Debbie Roberts wishes her stepbrother had just slid away from his advanced Parkinson’s disease.
He died Nov. 29, just one person among many who died in an outbreak of COVID-19 at North Valley Extended Care in the Okanogan County town of Tonasket, Wash., — population about 1,000. So far, at least 16 people at the facility have died since Thanksgiving.
“If only he hadn’t contracted this COVID and left this world in such agony,” Roberts says. “We sort of talk to him among ourselves. We say, ‘Sorry Ken, we’re so sorry you had to go this way.’ ”
She says that her stepbrother was confused, would constantly pull off his oxygen mask, and his eyes were pleading near the end of his life.
Ken was 66 years when he died.
Roberts doesn’t blame the health care facility. But there are dozens more sickened — including nearly half the staff. The town’s health care system is in crisis, a striking example of the perilous state of rural health care.
Rural America has been the site of COVID-19 hotspots this year: prisons, nursing homes and meat packers. But there are few doctors, ICU beds and little backup when health care workers also get sick.
“When we want to get a COVID test we have to go 30 miles away to Omak (Washington),” Roberts says. “So we can’t just go to our local hospital. They don’t have enough.”
Already filling up
Confluence Health is a health system that covers north-central Washington, including Tonasket. It has a dozen clinics across a wide swath of the region. Incoming CEO Dr. Douglas Wilson says as his hospitals fill with COVID-19 patients, they’re crowding out victims of car accidents, heart attacks and head injuries.
“You hate to put someone on a helicopter or in an ambulance and fly them over the mountains in the winter, when they would’ve done better had they been able to receive care here locally without traveling,” Wilson says. “That’s a difference between life and death sometimes.”
Carrie Henning-Smith is with the University of Minnesota Rural Health Research Center.
“Rural residents on average are older than urban residents,” Henning-Smith says. “Rural residents have more underlying health conditions. And rural residents are less likely to have health insurance and reliable access to health care. And you put all those together it means that once COVID gets into a rural area — and it’s in virtually every rural area — it’s more volatile.”
Rural COVID-19 patients may have it worse for the long haul because COVID-19 has many symptoms needing specialty care that isn’t usually available in rural areas. Some counties don’t even have a single physician, says doctor Eyal Kedar, who’s been with the St. Lawrence Health System in New York State for about five years.
Kedar says when he first arrived, “There was no nephrologist, there was no infectious disease person in my health system, we didn’t even have a (full-time person) for pulmonology.”
“There was no neurologist, no dermatologist in my health system, there was and still is no dialysis capability in my health system and this is just a small list,” he says.
Kedar says he is the system’s first rheumatologist.
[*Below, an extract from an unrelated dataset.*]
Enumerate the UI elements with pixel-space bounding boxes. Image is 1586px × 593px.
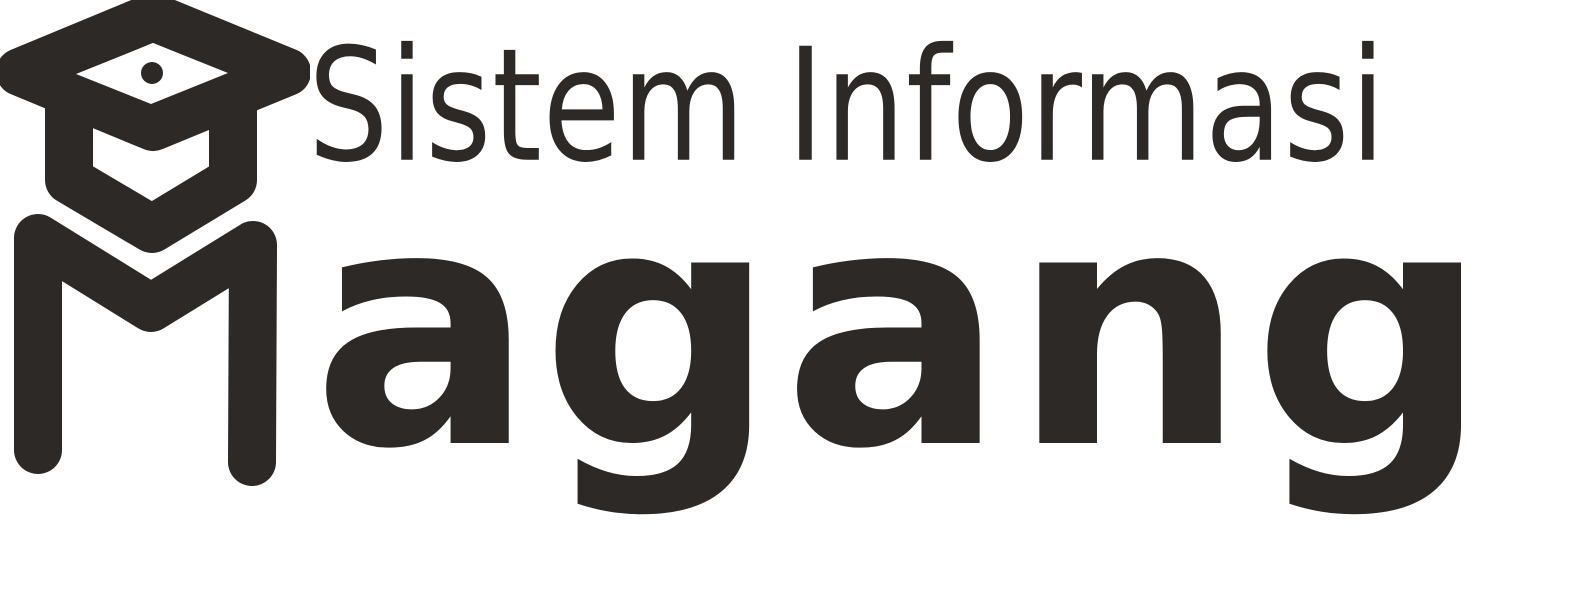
title: agang bbox=[312, 137, 1495, 521]
subtitle: Sistem Informasi bbox=[308, 15, 1387, 198]
graduation-cap-m-icon bbox=[0, 0, 310, 486]
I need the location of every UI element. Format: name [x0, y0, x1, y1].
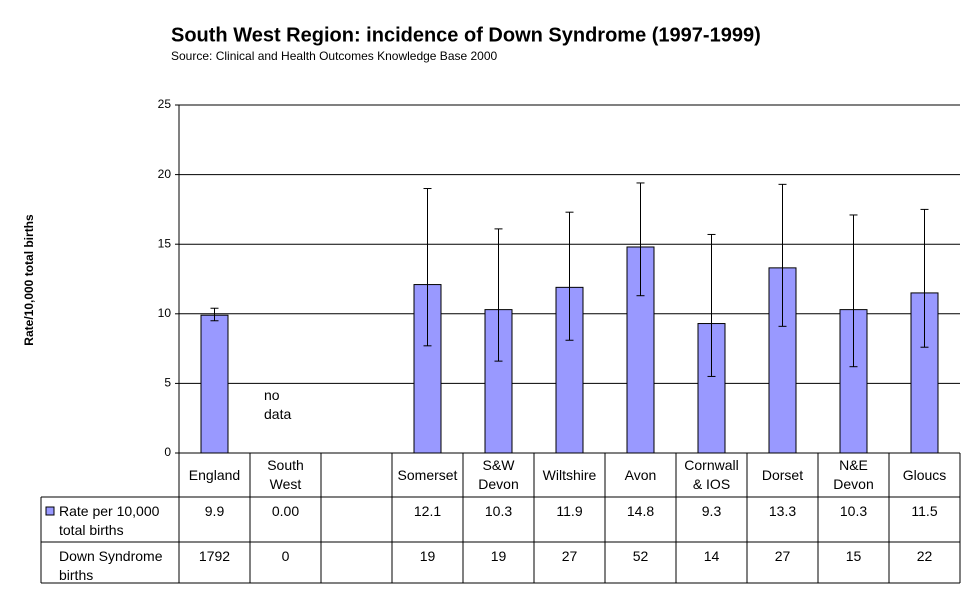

And he says his health system is a model rural health system.
“By rural standards, we’re pretty good,” he says. “If you’re in a rural area and you need a subspecialist, there’s a very good chance that there’s not going to be someone around to help you.”
He says even physical barriers like adequate transportation, high mountains and snow can keep rural residents from the care they need.
“There are two Americas here. There is nothing like rural underserved,” Kedar says. “Rural America has suffered from a lack of attention. We’re not seeing the cracks in the walls of the system. We’re seeing the absence of walls.”
Grant county 0utbreak
A 300-person November wedding near Ritzville, Wash., in Adams County has been linked to an outbreak in a neighboring Grant County school and long-term care facilities. So far this year, at least 65 people in Grant County have died from COVID-19 — more than half have come in the past six weeks.
Theresa Adkinson is the Public Health Administrator for Grant County.
“I am done with COVID, I am burned out,” Adkinson says. “My staff are exhausted.”
There are so many sick that her office has largely stopped contact tracing in the community. Some schools and one county hospital are doing their own contact tracing and outreach to help.
Adkinson says it’s disheartening to put out press releases with brutal death counts, and then see lifelong friends posting about unmasked gatherings on Facebook.
“The vaccine is coming,” Adkinson says. “We can see the finish line. But it’s a ways out there. And how sad is it the people we lose just before we get to the finish line?”
Slow to vaccinate
Rhonda Piner leads nursing for North Valley Extended Care in Tonasket. She kept working from home even after she got the virus. But then, the day after Thanksgiving, her 25 years of nursing experience kicked in.
“And I knew that I could no longer take care of myself, and so I called 911,” Piner says.
Piner was hospitalized for six days. She says the prospect of returning to her remaining residents at the care center is daunting.
“I don’t know all the names (of the dead),” Piner says. “I started crying, I will tell you. I will be sad to know who didn’t make it and who did. So, yeah it’s gonna be tough when I go back, it really is.”
It may be even tougher than she knows. Experts say without adequate ways of implementing super-cold storage that vaccines require, rural areas may wait longer to get the much-anticipated doses.